When I was about twelve years old I developed an intense
interest in the back-end of wardrobes, but after checking a few and finding
nothing but wood-paneling I worried that there might not be anything there. With a sinking heart I opened hotel closets, pulled
aside my friends’ clothes when they were in the bathroom, and looked twice when
passing furniture stores because just maybe something might be mixed in amongst
the dressers and armoires that would open onto another world. Eventually, I got older and figured out that
the only such portal was in my head, but even after transmigration ceased being
a practical possibility the theoretical appeal never quite went away.
That, I
think, is where my fascination with Buddhist enlightenment came from: it gave me one last chance to board the train to fairy-land.
For what are looking like more and
more ho-hum reasons I wanted to think of the world as a mundane sheet drawn
over a sparkling second-life, but it’s clear now that no hole in the forest leads
to Redwall Abbey and no door in the mountainside to Minas Tirith. Bash up against every wall in every train
station in the world and you’ll still never make it onto Platform 9 and ¾. In such a methodical way my childhood
fantasies went one by one into the wood chipper of reality.

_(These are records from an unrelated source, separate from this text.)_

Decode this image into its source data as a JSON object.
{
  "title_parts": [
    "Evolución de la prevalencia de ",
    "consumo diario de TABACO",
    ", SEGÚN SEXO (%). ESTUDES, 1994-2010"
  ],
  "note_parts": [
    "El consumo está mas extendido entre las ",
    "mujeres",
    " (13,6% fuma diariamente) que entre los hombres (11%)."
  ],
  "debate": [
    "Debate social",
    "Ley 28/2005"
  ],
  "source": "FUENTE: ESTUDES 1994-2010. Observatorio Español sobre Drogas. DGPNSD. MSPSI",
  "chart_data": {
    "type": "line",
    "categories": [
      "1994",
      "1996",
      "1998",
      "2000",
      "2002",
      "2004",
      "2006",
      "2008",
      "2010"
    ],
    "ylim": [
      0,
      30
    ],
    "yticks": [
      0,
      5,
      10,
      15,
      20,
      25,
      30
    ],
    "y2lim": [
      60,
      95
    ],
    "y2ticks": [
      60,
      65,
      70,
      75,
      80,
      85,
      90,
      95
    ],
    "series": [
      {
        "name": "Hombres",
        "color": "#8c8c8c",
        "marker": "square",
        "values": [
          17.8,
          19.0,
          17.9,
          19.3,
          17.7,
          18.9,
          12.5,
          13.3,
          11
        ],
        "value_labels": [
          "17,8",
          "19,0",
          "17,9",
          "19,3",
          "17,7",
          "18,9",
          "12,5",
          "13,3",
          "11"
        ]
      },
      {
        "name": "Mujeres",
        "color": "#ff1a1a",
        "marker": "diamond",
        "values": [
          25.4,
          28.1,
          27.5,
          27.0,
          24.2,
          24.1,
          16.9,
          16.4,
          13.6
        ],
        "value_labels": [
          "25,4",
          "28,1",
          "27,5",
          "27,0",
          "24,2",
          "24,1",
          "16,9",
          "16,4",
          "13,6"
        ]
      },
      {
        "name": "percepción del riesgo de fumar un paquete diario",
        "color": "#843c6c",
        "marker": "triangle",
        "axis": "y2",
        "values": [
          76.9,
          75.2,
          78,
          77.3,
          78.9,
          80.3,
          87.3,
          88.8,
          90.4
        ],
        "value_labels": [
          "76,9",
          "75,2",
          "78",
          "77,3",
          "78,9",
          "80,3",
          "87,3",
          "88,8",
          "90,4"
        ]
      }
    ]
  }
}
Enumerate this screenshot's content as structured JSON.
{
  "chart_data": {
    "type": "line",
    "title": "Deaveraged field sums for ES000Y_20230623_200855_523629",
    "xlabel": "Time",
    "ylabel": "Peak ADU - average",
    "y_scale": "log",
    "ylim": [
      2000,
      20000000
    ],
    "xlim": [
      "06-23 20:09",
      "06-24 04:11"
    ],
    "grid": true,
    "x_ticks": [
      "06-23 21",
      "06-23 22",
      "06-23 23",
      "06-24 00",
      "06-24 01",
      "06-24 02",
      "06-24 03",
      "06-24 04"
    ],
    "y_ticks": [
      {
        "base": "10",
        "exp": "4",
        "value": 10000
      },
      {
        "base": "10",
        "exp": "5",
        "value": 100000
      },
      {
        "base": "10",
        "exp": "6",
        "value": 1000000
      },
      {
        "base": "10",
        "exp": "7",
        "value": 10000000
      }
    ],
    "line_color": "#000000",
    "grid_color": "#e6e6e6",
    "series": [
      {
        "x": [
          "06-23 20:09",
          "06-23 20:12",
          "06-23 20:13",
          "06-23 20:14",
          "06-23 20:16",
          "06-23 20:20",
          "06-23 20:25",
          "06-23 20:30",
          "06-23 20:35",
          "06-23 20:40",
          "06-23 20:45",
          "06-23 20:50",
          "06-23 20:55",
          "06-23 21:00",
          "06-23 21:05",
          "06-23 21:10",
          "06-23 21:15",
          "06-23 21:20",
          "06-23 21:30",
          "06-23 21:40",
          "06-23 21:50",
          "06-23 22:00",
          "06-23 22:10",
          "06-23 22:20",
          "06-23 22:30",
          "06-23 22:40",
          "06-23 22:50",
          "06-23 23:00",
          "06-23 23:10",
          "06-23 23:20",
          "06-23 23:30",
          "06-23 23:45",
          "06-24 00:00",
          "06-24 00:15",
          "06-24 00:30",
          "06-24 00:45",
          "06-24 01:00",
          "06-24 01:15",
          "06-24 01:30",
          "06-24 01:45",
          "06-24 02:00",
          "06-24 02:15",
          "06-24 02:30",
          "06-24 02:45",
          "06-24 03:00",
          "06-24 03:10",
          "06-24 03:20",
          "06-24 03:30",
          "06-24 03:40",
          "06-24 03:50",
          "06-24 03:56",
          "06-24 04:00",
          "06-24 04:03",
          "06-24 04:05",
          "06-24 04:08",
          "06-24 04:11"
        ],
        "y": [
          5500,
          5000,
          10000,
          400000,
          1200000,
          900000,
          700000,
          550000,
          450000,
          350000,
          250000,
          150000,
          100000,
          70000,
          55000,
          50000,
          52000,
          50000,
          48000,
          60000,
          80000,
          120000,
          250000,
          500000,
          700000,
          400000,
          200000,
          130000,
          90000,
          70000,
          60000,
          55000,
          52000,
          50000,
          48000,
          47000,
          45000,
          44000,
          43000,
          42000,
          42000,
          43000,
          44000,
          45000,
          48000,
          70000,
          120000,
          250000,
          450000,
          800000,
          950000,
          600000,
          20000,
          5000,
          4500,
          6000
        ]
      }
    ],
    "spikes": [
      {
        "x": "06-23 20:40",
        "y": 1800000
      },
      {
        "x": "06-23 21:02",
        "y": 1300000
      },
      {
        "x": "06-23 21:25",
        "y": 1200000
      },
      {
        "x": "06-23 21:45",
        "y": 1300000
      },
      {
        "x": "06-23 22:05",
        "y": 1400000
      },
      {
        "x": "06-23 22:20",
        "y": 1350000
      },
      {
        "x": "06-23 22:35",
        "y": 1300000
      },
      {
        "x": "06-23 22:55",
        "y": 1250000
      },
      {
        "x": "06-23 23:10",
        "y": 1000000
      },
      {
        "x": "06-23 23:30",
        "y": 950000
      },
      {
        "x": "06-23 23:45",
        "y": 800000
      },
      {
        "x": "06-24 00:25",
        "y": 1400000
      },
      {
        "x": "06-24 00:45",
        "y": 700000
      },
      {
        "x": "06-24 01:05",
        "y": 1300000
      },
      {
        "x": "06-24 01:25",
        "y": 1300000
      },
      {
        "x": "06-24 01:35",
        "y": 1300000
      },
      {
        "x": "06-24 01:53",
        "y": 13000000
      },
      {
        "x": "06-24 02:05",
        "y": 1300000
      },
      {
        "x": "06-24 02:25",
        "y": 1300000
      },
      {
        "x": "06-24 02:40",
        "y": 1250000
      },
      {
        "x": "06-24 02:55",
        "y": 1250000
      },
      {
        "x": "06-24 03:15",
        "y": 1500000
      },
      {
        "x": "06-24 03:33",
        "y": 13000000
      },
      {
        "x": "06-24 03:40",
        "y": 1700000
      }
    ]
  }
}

Enter Buddhism. Maybe Tatooine and Tar Valon and Midgaard are
all made-up, but Deer Park
is a real place and they say Siddhartha reached enlightenment there. What exactly does that feel like? How does it work? When you finally understand the sound of one hand
clapping, does the other one sweep out of the ethereal mists and pull back the
mythic curtain once and for all, revealing the glorious whatever-it-is that’s hiding
beneath?
I’d like to make the argument that
enlightenment is real, and you can reach it by following the eight-fold path,
but it doesn’t disclose a new world so much as it casts this one in a bit of a softer
light. Give me a few posts and maybe
you’ll admit I'm not crazy. I'll begin by showing that Buddhism (of which there are admittedly many forms) contains a stripped-down world-view based on a few simple logically inescapable premises that are perfectly compatible with scientific objectivism. From there, I'll define the optimal way of life as described by that world-view, and pursue it to the realization (awakening, enlightenment) awaiting if you follow it all the way to the end. I'll finish with a discussion of what that might be like, how to get there, and whether or not getting there is worth it. Amu Namida Butsu.